Mordon spun. The firebolt left his hands and streaked through the air. Mordon rolled behind the shelter of a heavy chest right as the firebolt struck the intruder full in the neck and upper chest. Its head slapped back and it tumbled to the floor. Mordon's expression asked his question.
“I think you got it.”
The infant, though, screwed up her face into displeasure. When I next saw the thing, it had its hand to its head, shaking, and it glared at me with a snarl. Mordon looked at it and made a wild dash over the counter, urging me downwards with him.
“It's a grotesque.” This statement he accompanied with a few choice words which would have made Nest scowl at him, given his present company.
“Well, it is ugly,” I said, watching through the glass as it got to its feet and started to crawl on all fours towards us. The wards assailed it, flames soaring higher, higher, higher, up towards the ceiling, hot enough to burn, melt, and even forge metal, yet leaving the shop's contents untroubled. The intruder hissed and withdrew, leaping to the relative safety of the top of a bookshelf.

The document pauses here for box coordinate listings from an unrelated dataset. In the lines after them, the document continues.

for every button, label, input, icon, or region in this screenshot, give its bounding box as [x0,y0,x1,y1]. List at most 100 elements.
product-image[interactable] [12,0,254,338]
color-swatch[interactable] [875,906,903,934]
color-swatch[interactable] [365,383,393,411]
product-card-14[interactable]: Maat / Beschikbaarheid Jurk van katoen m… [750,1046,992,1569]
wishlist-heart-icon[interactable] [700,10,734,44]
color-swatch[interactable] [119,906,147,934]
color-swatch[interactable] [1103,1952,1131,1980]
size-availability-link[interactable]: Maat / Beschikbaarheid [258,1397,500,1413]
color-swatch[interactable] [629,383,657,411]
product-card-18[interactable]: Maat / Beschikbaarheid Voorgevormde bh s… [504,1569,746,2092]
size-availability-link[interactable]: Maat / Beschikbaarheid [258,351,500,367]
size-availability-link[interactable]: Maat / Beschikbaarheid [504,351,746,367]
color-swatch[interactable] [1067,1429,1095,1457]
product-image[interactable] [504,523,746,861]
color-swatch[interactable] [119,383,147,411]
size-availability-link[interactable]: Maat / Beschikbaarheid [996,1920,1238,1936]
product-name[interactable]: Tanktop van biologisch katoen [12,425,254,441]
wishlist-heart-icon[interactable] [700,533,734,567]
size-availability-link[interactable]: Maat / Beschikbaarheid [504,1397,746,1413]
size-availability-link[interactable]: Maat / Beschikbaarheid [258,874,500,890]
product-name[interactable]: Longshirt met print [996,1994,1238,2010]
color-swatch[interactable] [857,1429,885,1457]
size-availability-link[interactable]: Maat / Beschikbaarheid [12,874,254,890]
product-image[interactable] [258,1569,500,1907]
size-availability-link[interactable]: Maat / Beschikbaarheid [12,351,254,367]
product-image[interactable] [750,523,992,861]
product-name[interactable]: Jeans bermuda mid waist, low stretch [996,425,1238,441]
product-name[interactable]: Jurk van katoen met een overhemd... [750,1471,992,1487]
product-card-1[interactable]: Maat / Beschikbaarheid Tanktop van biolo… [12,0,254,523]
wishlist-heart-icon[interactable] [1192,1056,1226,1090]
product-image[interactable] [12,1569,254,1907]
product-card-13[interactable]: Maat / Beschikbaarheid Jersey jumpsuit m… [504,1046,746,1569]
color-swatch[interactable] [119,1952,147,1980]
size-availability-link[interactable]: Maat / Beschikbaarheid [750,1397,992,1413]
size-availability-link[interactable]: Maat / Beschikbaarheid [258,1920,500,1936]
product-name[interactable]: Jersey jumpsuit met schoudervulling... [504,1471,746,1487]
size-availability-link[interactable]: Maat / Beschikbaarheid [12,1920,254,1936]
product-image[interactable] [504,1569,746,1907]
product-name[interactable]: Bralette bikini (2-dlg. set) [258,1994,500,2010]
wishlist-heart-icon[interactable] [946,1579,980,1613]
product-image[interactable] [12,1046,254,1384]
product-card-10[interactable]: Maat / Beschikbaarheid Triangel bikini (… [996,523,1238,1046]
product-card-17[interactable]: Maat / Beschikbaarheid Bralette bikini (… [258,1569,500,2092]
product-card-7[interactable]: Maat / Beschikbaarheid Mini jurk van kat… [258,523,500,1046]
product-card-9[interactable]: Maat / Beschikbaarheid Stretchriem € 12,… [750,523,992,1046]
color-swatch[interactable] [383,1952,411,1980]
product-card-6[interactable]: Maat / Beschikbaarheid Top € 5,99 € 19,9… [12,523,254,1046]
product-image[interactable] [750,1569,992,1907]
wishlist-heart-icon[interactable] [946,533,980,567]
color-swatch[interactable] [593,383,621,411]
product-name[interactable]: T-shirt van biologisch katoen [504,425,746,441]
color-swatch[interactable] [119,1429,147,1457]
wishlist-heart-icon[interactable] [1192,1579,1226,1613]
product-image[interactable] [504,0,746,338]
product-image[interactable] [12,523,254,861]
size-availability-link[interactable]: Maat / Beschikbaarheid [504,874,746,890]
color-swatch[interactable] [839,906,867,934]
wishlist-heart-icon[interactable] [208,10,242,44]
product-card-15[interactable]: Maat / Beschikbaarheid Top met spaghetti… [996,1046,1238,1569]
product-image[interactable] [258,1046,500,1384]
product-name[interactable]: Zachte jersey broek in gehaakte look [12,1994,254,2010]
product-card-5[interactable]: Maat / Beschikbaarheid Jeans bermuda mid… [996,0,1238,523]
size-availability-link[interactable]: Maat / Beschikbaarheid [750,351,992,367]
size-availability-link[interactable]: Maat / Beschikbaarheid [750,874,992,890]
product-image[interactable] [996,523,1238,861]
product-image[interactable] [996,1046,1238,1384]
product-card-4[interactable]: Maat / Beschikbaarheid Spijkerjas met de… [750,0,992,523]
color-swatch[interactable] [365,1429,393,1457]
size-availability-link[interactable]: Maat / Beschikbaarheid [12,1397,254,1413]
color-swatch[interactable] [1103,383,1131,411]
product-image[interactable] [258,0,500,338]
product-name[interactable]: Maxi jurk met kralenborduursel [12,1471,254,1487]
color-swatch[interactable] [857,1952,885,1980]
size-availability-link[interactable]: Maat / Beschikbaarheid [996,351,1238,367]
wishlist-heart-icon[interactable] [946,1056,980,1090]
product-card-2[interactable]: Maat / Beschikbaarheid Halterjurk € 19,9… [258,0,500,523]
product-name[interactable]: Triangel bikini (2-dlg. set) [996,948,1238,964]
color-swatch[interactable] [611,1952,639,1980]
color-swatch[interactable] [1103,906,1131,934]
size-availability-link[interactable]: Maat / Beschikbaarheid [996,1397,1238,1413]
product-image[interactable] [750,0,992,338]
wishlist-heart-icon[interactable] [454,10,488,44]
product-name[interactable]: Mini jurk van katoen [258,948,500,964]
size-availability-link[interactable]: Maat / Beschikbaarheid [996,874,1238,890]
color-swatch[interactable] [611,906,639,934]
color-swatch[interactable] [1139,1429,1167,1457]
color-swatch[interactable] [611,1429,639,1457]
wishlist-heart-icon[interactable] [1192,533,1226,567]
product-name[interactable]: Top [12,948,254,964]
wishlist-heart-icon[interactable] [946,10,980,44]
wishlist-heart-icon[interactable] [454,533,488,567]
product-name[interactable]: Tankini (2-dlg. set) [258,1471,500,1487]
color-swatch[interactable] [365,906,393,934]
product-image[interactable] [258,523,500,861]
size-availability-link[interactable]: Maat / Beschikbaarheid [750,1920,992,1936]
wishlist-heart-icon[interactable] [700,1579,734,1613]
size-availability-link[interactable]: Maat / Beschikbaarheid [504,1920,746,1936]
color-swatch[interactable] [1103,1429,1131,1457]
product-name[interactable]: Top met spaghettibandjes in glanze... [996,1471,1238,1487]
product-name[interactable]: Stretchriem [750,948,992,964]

Mordon gave me a look which said he wasn't pleased with my levity. Except I wasn't trying to be funny, I was making an observation. People often didn't appreciate my observations. Mordon said, “No, it's a guardian.”
“Of what, a crypt?”
The comment, meant seriously, Mordon took as a joke, which resulted in his sigh and glare. Upon seeing my sour expression, he said, “Churches. They guard churches from evil.”
“I thought those were gargoyles,” I said, watching as it leaned over the edge of the bookshelf, its haunches high in the air, its other half steadying itself for a jump to the next place of shelter to get nearer us.
Mordon said, “No, gargoyles are fancy looking water spouts to keep the church walls safe from rain. Grotesques do all the heavy work, keeping the undesireables at bay.”
“What's it doing here?”
I said, “If there's anyone behind that thing, it's Cole, and if there was ever a man to be refused admittance to a church...”
“I know it.” Mordon seized me by the waist and I braced myself.
“What are we going to do?”
“The only thing we can do.”
The grotesque jumped for a shelf up on the wall which would provide easy access to us. When its hands closed on the edge of the shelf, the other end of the shelf shot upward, sending a spray of antique urns everywhere. Some hit the grotesque as he fell, others broke on the way down and a host of particularly angry ghosts burst forth, falling on the grotesque as it floundered on its back.